Structure of the human clamp loader bound to the sliding clamp: a further twist on AAA+ mechanism

DNA replication requires the sliding clamp, a ring-shaped protein complex that encircles DNA, where it acts as an essential cofactor for DNA polymerases and other proteins. The sliding clamp needs to be actively opened and installed onto DNA by a clamp loader ATPase of the AAA+ family. The human clamp loader Replication Factor C (RFC) and sliding clamp PCNA are both essential and play critical roles in several diseases. Despite decades of study, no structure of human RFC has been resolved. Here, we report the structure of human RFC bound to PCNA by cryo-EM to an overall resolution of ~3.4 [A]. The active sites of RFC are fully bound to ATP analogs, which is expected to induce opening of the sliding clamp.
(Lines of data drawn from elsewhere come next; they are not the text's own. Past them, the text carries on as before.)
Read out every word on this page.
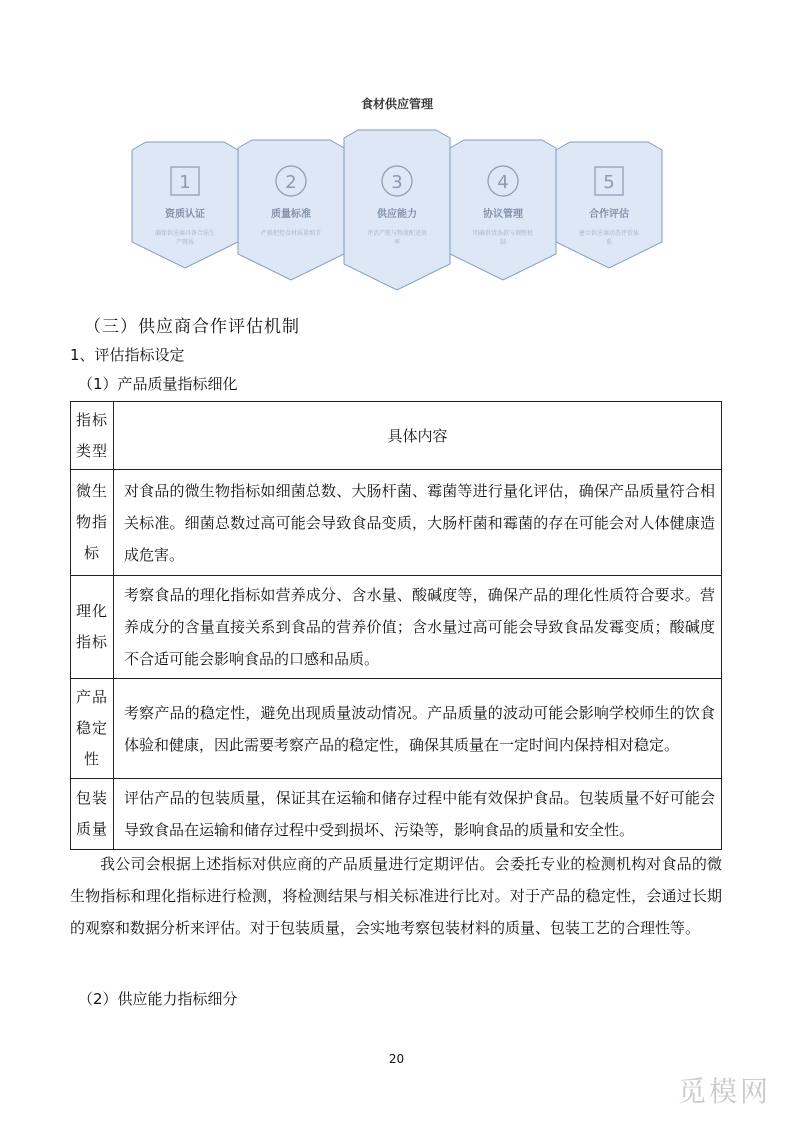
食材供应管理
1
资质认证
确保供应商具备合法生
产资质
2
质量标准
严格把控食材质量细节
3
供应能力
评估产能与物流配送效
率
4
协议管理
明确供货条款与调整机
制
5
合作评估
建立供应商动态评价体
系
（三）供应商合作评估机制
1、评估指标设定
（1）产品质量指标细化
指标类型	具体内容
微生物指标	对食品的微生物指标如细菌总数、大肠杆菌、霉菌等进行量化评估，确保产品质量符合相关标准。细菌总数过高可能会导致食品变质，大肠杆菌和霉菌的存在可能会对人体健康造成危害。
理化指标	考察食品的理化指标如营养成分、含水量、酸碱度等，确保产品的理化性质符合要求。营养成分的含量直接关系到食品的营养价值；含水量过高可能会导致食品发霉变质；酸碱度不合适可能会影响食品的口感和品质。
产品稳定性	考察产品的稳定性，避免出现质量波动情况。产品质量的波动可能会影响学校师生的饮食体验和健康，因此需要考察产品的稳定性，确保其质量在一定时间内保持相对稳定。
包装质量	评估产品的包装质量，保证其在运输和储存过程中能有效保护食品。包装质量不好可能会导致食品在运输和储存过程中受到损坏、污染等，影响食品的质量和安全性。
我公司会根据上述指标对供应商的产品质量进行定期评估。会委托专业的检测机构对食品的微生物指标和理化指标进行检测，将检测结果与相关标准进行比对。对于产品的稳定性，会通过长期的观察和数据分析来评估。对于包装质量，会实地考察包装材料的质量、包装工艺的合理性等。
（2）供应能力指标细分
20
觅模网
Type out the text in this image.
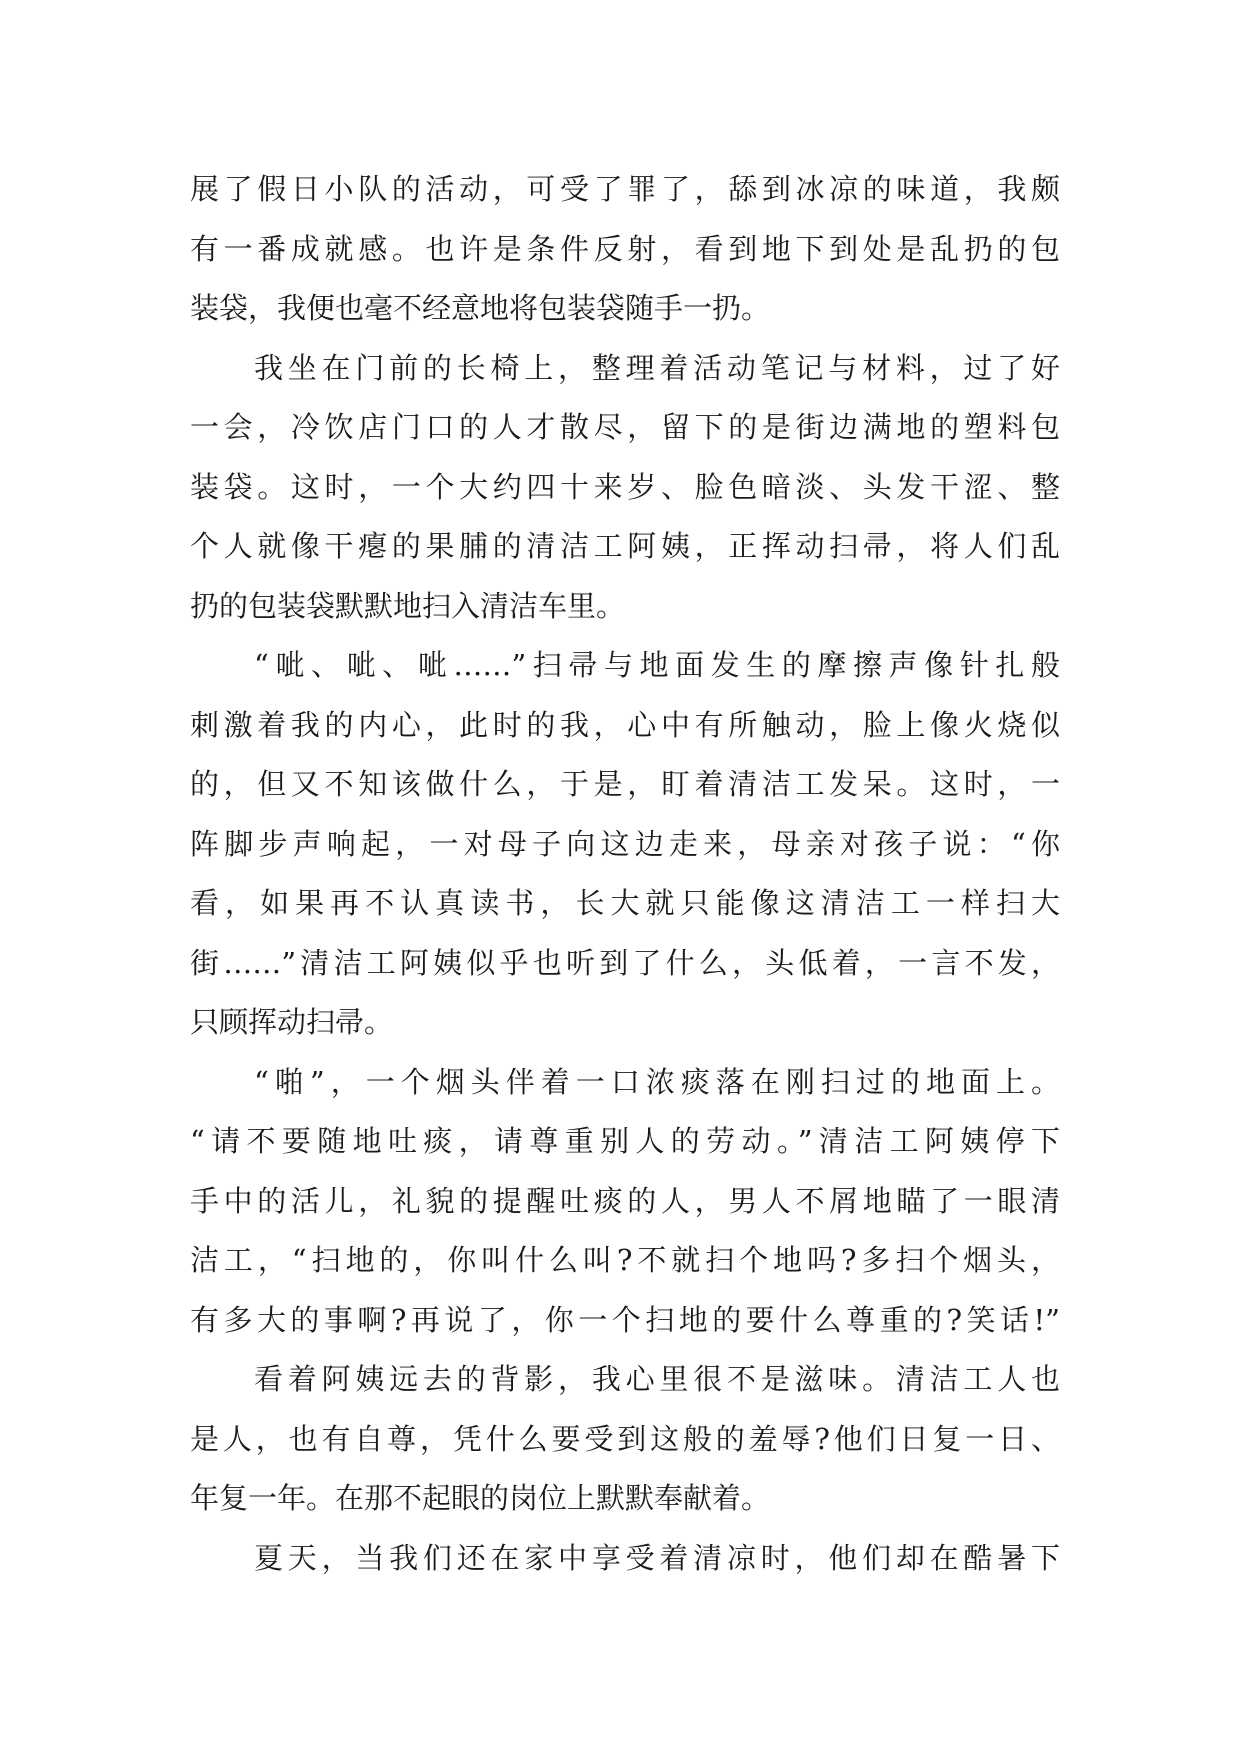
展了假日小队的活动，可受了罪了，舔到冰凉的味道，我颇
有一番成就感。也许是条件反射，看到地下到处是乱扔的包
装袋，我便也毫不经意地将包装袋随手一扔。
我坐在门前的长椅上，整理着活动笔记与材料，过了好
一会，冷饮店门口的人才散尽，留下的是街边满地的塑料包
装袋。这时，一个大约四十来岁、脸色暗淡、头发干涩、整
个人就像干瘪的果脯的清洁工阿姨，正挥动扫帚，将人们乱
扔的包装袋默默地扫入清洁车里。
“呲、呲、呲……”扫帚与地面发生的摩擦声像针扎般
刺激着我的内心，此时的我，心中有所触动，脸上像火烧似
的，但又不知该做什么，于是，盯着清洁工发呆。这时，一
阵脚步声响起，一对母子向这边走来，母亲对孩子说：“你
看，如果再不认真读书，长大就只能像这清洁工一样扫大
街……”清洁工阿姨似乎也听到了什么，头低着，一言不发，
只顾挥动扫帚。
“啪”，一个烟头伴着一口浓痰落在刚扫过的地面上。
“请不要随地吐痰，请尊重别人的劳动。”清洁工阿姨停下
手中的活儿，礼貌的提醒吐痰的人，男人不屑地瞄了一眼清
洁工，“扫地的，你叫什么叫?不就扫个地吗?多扫个烟头，
有多大的事啊?再说了，你一个扫地的要什么尊重的?笑话!”
看着阿姨远去的背影，我心里很不是滋味。清洁工人也
是人，也有自尊，凭什么要受到这般的羞辱?他们日复一日、
年复一年。在那不起眼的岗位上默默奉献着。
夏天，当我们还在家中享受着清凉时，他们却在酷暑下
However, we observe PCNA in a closed conformation and the clamp loader ATPase modules form an overtwisted spiral that is incapable of binding DNA or hydrolyzing ATP. The autoinhibited conformation observed here has many similarities to a previous yeast RFC-PCNA crystal structure, suggesting that our results are broadly applicable across eukaryotes. We propose a 'crab-claw' mechanism in which PCNA opening is coupled to untwisting of RFC's AAA+ spiral to allow subsequent DNA binding. The proposed change from an overtwisted to an active conformation reveals a novel regulatory mechanism for AAA+ ATPases. Finally, our structural analysis of disease mutations leads to a mechanistic explanation for the role of RFC in human health.